BACKGROUND: Health anxiety (HA) is an increasing public health problem related to increased health service costs, and associated with functional somatic symptoms (FSS) and considerable personal suffering. Abnormal bodily experiences which may resemble HA and FSS are common in psychotic disorders, but a potential link between HA and psychosis vulnerability in childhood is largely unexplored. The current study estimates the association between subclinical psychotic experiences (PE) and HA and FSS in a general population cohort of preadolescents.
METHODS: The study population consisted of 1,572 11-12-year-old children from the Copenhagen Child Cohort 2000. PE were comprehensibly assessed as either present or not present using the Kiddie Schedule of Affective Disorders and Schizophrenia psychosis section. HA and FSS were assessed by self-report on validated questionnaires. Additional variables on general psychopathology, puberty, and chronic somatic illness were also obtained.
RESULTS: Psychotic experiences were associated with the top 10% high scores of HA (Odds Ratio (OR) 3.2; 95% CI: 2.1-4.8) and FSS (OR 4.6; 95% CI: 3.1-6.9) in univariate analyses. After mutual adjustment, the association was reduced to (HA: OR 2.3; 95% CI: 1.5-3.5; FSS: OR 3.7; 95% CI: 2.4-4.7), suggesting interdependence.
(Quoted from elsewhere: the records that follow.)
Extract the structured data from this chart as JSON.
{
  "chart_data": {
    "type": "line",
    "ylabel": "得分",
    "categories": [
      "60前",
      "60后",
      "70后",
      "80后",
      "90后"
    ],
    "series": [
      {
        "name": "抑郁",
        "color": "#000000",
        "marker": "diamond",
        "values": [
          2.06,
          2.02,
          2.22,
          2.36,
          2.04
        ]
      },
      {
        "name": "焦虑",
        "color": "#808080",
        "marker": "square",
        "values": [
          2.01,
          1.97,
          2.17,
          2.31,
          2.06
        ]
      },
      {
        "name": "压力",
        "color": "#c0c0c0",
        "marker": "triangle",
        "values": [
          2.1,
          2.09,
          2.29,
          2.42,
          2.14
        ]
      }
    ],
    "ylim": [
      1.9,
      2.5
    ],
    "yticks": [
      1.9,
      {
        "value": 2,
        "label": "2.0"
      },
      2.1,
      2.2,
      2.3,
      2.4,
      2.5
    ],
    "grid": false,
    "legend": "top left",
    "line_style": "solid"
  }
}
Further adjustment for potential confounders and general psychopathology only reduced the associations slightly: HA OR 2.2 (95% CI: 1.4-3.4); FSS OR 3.3 (95% CI: 2.1-5.2). Secondary analyses of subdimensions of HA showed that PE were associated with fears (OR 3.0; 95% CI: 2.0-4.6) and daily impact of HA symptoms (OR 5.0; 95% CI: 3.4-7.5), but not help seeking (OR 1.2; 95% CI: 0.7-2.1).
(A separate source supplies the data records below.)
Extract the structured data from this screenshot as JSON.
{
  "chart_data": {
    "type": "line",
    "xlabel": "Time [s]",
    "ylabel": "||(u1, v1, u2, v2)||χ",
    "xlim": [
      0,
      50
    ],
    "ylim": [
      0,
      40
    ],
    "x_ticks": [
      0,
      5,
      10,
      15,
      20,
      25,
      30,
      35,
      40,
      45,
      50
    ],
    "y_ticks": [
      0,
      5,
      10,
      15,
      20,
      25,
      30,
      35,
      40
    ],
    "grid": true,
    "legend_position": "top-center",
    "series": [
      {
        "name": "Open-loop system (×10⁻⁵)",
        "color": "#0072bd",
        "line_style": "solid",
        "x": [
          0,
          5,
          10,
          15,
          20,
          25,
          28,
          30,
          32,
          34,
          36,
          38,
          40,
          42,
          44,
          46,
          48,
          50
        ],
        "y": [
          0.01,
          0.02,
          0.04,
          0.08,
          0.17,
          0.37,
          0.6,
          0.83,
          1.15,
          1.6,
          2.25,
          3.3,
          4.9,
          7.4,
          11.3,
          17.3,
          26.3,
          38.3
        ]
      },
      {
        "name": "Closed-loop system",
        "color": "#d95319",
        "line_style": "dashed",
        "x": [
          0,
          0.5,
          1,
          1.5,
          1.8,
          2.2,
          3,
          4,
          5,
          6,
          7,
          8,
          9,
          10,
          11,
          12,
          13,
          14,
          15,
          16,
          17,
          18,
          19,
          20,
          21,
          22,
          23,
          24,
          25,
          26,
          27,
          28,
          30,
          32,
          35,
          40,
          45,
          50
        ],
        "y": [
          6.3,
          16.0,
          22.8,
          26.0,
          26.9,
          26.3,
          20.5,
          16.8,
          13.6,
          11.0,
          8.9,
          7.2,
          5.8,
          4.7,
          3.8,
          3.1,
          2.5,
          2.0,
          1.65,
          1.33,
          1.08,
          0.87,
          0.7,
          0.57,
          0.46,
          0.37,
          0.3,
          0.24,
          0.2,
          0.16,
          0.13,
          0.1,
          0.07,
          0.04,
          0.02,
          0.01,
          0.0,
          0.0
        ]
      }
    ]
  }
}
CONCLUSIONS: This is the first study to investigate the associations between PE and HA and FSS, respectively. PE were significantly associated with HA and FSS over and above general psychopathology in preadolescence. Individuals with PE expressed high levels of health-related fears and daily impact, but no corresponding help-seeking behavior.